Why have I have juxtaposed these troublesome thoughts about prenatal diagnosis and disability rights to a description of my research into the mechanisms by which extra chromosomes cause their deleterious effects? My reason is quite simple: It is to remind us that the operative word in “human genetics” is “human.” Human genetics is about human beings—about humanity and humaneness.

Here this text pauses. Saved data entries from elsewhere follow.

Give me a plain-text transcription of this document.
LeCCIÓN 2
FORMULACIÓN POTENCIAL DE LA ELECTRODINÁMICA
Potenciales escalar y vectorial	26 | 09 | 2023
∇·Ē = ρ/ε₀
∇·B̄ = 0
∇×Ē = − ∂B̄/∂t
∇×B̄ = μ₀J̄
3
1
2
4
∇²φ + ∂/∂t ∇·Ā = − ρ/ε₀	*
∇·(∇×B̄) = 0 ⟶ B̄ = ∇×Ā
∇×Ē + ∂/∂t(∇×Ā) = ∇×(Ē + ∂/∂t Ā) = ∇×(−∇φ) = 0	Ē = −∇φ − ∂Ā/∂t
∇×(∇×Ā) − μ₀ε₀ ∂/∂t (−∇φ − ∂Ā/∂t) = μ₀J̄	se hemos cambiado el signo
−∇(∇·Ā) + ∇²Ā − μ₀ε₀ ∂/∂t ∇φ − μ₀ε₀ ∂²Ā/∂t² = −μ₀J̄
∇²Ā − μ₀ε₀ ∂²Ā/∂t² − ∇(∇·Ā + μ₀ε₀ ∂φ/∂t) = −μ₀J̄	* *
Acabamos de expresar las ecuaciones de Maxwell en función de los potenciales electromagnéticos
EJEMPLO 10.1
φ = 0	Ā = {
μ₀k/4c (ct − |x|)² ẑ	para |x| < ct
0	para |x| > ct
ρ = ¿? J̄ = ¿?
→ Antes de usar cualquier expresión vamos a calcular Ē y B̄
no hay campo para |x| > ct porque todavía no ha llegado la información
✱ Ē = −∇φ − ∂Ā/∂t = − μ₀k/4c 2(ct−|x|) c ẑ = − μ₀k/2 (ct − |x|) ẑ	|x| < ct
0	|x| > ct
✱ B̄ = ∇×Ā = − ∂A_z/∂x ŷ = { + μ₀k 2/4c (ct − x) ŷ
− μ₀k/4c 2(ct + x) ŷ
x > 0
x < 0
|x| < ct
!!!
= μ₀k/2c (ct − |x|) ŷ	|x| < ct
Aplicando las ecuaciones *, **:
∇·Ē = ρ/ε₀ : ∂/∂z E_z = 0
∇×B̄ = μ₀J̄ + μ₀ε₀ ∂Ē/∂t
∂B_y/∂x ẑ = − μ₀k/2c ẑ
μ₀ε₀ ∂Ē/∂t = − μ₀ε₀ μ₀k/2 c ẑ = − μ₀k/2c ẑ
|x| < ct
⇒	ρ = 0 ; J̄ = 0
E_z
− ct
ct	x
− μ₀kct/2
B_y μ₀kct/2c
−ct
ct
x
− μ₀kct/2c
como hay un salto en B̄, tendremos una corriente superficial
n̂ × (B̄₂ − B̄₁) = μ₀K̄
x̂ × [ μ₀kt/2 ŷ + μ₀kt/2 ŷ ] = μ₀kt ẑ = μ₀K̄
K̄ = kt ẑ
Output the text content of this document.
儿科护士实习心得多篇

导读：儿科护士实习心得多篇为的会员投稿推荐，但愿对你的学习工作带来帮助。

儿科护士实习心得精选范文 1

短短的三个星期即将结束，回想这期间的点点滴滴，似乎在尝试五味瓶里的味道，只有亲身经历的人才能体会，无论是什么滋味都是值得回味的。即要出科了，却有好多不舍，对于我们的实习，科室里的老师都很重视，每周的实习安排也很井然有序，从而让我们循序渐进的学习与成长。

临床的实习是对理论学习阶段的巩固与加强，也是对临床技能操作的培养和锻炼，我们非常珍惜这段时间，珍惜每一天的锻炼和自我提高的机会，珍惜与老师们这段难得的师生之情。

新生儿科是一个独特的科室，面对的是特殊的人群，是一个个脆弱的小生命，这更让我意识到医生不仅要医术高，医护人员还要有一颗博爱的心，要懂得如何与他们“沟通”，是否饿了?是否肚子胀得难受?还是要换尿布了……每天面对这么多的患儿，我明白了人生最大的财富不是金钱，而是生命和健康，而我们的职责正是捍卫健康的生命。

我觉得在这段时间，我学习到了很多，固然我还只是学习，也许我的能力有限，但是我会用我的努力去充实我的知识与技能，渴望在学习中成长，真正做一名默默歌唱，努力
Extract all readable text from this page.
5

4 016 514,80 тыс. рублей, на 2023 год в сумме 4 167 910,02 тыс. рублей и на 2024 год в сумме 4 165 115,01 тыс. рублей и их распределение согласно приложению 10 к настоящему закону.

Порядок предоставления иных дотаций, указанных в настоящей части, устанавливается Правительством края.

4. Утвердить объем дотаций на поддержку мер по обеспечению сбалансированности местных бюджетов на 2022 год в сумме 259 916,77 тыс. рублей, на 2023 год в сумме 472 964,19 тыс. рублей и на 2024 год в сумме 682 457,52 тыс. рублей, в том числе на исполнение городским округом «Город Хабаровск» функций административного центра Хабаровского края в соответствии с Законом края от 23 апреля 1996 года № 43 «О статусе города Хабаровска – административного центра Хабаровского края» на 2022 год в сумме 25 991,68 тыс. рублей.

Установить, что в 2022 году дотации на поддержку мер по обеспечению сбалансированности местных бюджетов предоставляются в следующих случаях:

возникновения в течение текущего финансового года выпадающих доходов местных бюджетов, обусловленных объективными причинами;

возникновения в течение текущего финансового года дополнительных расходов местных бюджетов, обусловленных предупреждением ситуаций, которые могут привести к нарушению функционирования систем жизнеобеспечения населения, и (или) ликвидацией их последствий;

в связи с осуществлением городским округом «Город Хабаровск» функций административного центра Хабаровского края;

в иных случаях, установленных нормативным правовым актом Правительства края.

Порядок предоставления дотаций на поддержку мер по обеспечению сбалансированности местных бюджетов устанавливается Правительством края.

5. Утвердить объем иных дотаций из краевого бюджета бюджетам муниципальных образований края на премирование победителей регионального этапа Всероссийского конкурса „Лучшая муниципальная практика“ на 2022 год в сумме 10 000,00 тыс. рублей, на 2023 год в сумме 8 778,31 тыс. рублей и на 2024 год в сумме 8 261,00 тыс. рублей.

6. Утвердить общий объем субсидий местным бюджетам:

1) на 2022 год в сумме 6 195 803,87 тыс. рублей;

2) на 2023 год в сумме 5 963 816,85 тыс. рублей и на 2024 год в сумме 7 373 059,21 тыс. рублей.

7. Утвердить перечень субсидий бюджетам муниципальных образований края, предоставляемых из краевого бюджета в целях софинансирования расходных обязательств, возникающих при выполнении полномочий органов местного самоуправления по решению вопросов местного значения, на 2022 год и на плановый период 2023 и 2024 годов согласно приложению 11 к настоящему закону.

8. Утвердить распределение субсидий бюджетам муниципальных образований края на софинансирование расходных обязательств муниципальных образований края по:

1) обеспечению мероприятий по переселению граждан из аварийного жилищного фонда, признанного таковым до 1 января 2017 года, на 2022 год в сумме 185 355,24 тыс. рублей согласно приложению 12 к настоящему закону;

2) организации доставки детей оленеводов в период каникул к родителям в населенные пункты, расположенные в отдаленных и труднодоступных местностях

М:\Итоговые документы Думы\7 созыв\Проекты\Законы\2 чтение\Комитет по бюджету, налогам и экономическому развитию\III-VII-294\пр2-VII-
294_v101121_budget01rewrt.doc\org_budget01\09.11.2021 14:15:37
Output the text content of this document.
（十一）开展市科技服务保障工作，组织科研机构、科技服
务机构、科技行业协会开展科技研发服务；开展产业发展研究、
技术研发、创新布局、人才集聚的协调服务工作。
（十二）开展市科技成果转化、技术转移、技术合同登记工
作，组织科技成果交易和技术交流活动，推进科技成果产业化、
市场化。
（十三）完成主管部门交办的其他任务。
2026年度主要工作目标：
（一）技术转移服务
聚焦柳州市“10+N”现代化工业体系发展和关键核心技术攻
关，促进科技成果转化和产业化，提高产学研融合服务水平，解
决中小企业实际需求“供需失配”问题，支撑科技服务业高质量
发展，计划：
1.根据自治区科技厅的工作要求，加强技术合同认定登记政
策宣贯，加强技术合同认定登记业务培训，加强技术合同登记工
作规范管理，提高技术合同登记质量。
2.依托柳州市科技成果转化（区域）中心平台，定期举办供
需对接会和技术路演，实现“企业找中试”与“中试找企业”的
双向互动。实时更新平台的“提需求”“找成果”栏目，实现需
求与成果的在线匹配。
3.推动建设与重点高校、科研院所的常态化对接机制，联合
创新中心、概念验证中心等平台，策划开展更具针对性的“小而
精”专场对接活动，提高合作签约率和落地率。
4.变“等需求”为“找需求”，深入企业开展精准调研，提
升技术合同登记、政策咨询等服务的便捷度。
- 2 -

In my Presidential Address in 1996, I described the challenge facing human geneticists as being to find the proper balance between the hopes and fears of society and the goals and interests of our science in discovering new knowledge, improving health, and curing disease (fig. 17) (Epstein 1997). The current debate over cloning and stem cells is a perfect case in point. Now I want to broaden the challenge to add a third element to the balance—the individual, the human being—whose personal interests, whether as an affected patient, a parent of an abnormal fetus, or a clinically normal person, may or may not be consonant with the interests of government, business, the genetic establishment, or society at large (fig. 18). With the major push toward the development and patenting and marketing of genetic tests and products, which many—certainly those who write in the business pages of the newspapers—seem to think the postgenomic era is all about, the individual already stands the risk of becoming merely grist for the mill—the consumer to be targeted. With the ever-increasing power of genomics, transgenesis, and manipulative reproductive technologies, the stakes are becoming even greater. There is no question that the potential for doing good is increasing, but so is the potential to do harm. In the end, and perhaps with greater urgency in these perilous times in which we now find ourselves, it is the human being that must be our ultimate point of reference.

Figure 17.

Figure  17

The challenge facing human geneticists, as articulated by Epstein (1997).

Figure 18.

Figure  18

The challenge facing human geneticists, with consideration of the human being entered into the balance.

Acknowledgments

I must acknowledge the efforts and dedication of the very large number of colleagues, fellows, technicians, counselors, students, collaborators, and patients and their families, with whom I have worked over the past forty years on the projects that I have mentioned, as well as many others. The fact that only a few could be mentioned by name in the foregoing text does not in the least diminish the importance of their contributions to my clinical, research, and organizational activities, and I am truly indebted to all of them. And, even though already mentioned in the narrative, my wife and collaborator in both science and life, Lois Barth Epstein, M.D., deserves special recognition for all that she has done. The research reported in this paper was supported by grants from many sources—particularly, the National Institute of Child Health and Human Development and the National Institute on Aging. Current grants to myself and collaborators include AG16998, AG16999, 1F33DE/HD05706, HD24605, HD31498, HD38384, and NS38869.

Footnotes

*

Previously presented at the annual meeting of The American Society of Human Genetics, in San Diego, on October 15, 2001.